U.S. and Iraqi forces raided a suspected guerrilla training camp and killed 80 fighters, the single biggest one-day death toll for militants in months and the latest in a series of blows to the insurgency, Iraqi officials said Wednesday.

Politicians helping shape a postelection government expected within days said negotiators are considering a Sunni Arab as defense minister in a move aimed at bringing them into the political process — and perhaps deflate the insurgency they lead.

The U.S. military announced late Tuesday that its air and ground forces backed Iraqi commandos during a noontime raid on the suspected training camp near Lake Tharthar in central Iraq. Seven commandos died in fighting, the U.S. military said. It did not give a death toll for the militants.

Iraqi officials said Wednesday 80 insurgents died in the clash — the largest number killed in a single battle since the U.S. Marine-led November attack on the former militant stronghold of Fallujah left more than 1,000 dead. On Sunday, U.S. forces killed 26 attackers after an ambush south of Baghdad.

Also Wednesday, a mortar shell or rocket struck an elementary school in western Baghdad, killing at least one child and injuring three others, according to a police official who asked not to be identified out of fear of retribution by attackers.

Children fled the schoolhouse, abandoning backpacks and books on desks littered with glass shards. One teacher wept outside as parents rushed to the scene.

Hours later, a policeman trying to defuse a roadside bomb in Baghdad died and another officer was wounded when the device exploded, police Capt. Talib Thamir said.

On the political front, Abbas Hassan Mousa al-Bayati, a top member of the United Iraqi Alliance, said negotiators from his Shiite-dominated bloc and a Kurdish coalition could tap a Sunni Arab to head the ministry of defense, which oversees the Iraqi army battling the insurgency.

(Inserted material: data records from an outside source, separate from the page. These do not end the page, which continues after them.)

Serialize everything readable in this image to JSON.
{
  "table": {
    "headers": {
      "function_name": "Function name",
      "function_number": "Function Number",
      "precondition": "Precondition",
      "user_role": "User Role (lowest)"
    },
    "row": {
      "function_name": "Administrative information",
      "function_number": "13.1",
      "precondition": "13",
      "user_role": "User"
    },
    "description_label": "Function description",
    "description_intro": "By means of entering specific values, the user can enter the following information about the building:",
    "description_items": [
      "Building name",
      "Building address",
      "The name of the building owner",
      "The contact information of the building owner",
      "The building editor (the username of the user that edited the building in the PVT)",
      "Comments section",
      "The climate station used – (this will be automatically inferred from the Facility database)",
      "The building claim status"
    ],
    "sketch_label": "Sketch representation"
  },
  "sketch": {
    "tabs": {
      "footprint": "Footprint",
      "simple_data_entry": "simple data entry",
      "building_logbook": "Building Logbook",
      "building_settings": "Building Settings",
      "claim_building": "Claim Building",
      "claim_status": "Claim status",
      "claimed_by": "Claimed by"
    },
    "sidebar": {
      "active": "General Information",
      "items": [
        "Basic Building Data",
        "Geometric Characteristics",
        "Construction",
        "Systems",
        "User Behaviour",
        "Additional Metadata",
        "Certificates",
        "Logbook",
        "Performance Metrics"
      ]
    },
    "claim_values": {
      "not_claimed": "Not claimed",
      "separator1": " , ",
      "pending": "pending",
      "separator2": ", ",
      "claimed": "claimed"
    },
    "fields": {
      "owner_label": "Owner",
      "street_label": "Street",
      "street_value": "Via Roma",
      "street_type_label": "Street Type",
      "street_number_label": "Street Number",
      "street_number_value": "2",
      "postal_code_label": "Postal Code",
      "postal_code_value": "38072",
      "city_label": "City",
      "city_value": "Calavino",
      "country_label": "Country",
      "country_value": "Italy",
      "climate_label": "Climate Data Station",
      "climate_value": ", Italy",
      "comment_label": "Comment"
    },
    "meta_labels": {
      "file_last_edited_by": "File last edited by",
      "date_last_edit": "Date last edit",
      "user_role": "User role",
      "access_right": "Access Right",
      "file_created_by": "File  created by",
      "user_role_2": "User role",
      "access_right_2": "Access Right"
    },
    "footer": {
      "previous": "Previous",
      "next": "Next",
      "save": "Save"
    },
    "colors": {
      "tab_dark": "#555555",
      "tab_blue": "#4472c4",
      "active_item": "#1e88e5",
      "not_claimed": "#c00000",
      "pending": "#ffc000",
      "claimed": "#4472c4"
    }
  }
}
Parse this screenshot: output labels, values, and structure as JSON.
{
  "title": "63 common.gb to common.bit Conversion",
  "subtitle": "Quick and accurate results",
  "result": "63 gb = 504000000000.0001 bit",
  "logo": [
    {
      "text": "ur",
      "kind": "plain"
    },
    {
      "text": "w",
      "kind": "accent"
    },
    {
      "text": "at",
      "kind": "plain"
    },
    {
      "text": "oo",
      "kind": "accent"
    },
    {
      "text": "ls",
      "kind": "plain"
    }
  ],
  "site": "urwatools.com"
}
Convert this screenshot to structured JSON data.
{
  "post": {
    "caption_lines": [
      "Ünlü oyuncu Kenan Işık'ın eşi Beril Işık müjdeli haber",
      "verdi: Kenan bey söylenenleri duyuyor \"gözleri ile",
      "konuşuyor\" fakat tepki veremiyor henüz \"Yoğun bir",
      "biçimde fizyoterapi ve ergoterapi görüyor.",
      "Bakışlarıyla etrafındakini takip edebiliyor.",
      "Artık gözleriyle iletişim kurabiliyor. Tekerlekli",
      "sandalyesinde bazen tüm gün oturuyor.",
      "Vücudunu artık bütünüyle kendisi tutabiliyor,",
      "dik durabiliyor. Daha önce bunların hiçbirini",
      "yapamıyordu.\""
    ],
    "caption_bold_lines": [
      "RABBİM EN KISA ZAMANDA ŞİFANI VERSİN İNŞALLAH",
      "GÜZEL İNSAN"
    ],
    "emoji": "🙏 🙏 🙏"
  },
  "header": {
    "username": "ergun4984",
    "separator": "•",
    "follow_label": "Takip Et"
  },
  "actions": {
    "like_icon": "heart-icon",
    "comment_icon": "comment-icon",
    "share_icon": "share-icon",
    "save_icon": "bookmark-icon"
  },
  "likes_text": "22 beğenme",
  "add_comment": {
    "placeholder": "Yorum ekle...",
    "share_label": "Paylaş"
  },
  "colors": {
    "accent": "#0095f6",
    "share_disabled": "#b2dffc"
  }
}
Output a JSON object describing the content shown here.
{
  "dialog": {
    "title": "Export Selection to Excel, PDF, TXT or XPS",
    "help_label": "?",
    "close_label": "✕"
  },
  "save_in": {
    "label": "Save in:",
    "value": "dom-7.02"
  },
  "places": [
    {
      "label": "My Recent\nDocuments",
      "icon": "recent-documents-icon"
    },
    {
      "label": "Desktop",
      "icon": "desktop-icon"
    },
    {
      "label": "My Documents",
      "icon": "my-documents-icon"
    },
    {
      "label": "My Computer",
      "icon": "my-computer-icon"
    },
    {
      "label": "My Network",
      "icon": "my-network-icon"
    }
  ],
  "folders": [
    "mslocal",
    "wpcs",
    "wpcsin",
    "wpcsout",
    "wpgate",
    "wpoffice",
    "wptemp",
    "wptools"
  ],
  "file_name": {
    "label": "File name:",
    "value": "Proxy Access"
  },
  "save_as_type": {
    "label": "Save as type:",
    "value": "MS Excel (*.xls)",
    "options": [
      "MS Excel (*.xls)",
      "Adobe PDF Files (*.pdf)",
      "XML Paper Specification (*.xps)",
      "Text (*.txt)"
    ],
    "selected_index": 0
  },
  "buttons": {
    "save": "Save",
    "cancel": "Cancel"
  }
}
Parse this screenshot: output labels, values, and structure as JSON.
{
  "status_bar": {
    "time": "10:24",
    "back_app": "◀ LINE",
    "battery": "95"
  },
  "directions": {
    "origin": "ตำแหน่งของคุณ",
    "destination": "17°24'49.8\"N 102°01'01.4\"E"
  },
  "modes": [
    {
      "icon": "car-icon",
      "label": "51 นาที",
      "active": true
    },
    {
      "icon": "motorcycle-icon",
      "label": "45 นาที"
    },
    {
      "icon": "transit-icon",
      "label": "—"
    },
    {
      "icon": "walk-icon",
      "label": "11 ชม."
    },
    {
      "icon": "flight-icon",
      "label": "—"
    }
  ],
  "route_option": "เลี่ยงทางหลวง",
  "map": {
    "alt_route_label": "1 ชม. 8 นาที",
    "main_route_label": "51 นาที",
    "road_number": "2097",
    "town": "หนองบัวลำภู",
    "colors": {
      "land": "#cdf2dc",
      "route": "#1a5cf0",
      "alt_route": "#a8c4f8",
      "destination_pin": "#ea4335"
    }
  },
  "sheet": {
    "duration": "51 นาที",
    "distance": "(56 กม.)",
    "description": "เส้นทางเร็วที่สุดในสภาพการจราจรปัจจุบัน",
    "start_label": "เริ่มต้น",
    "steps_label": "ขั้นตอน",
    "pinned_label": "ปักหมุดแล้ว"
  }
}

"The Defense Ministry will go to a Sunni Arab because we do not want Arab Sunnis to feel that they are marginalized," al-Bayati told The Associated Press. "They will be given one of the four major posts because we want them to feel that they are part of the political formula."

Sunni Arabs, dominant under ousted dictator Saddam Hussein, largely stayed away from the Jan. 30 balloting amid calls for them to boycott and threats against voters by the Sunni-led insurgency.

Political leaders have in the past announced plans on filling Cabinet positions, only to reverse themselves later.

Al-Bayati said his group and the Kurdish coalition, which together won 215 seats in the new 275-seat National Assembly, were expected to name a president Saturday, the next step toward forming a new government. Kurdish leader Jalal Talabani is expected to fill the post.

Fuad Masoum, a member of the Kurdish negotiating team, said no definitive decisions on the 32-member Cabinet have been made. He declined to confirm that a Sunni Arab will be named defense minister but said that was one option under consideration.

Handing the post to a Sunni Arab could help undermine support for the insurgency, while assuaging Sunni fears that the Shiites will dominate all aspect's of the country's upcoming government.

The army chief of staff could be a Shiite, al-Bayati said.

He added that his bloc was pressing for a Shiite to head the Interior Ministry, which oversees the police — Iraq's other main security force — and that a Kurd could become foreign minister.

Amid the political wrangling, top Shiite cleric Grand Ayatollah Ali al-Sistani had been scheduled to talk with Talabani on Wednesday. But the meeting was canceled due to "security concerns," said Meithemn Faisal, an official from al-Sistani's office.

Kurds are thought to number between 15 percent and 20 percent of Iraq's 25 million people, with Sunni Arabs roughly equivalent. Shiite Arabs make up 60 percent of the population.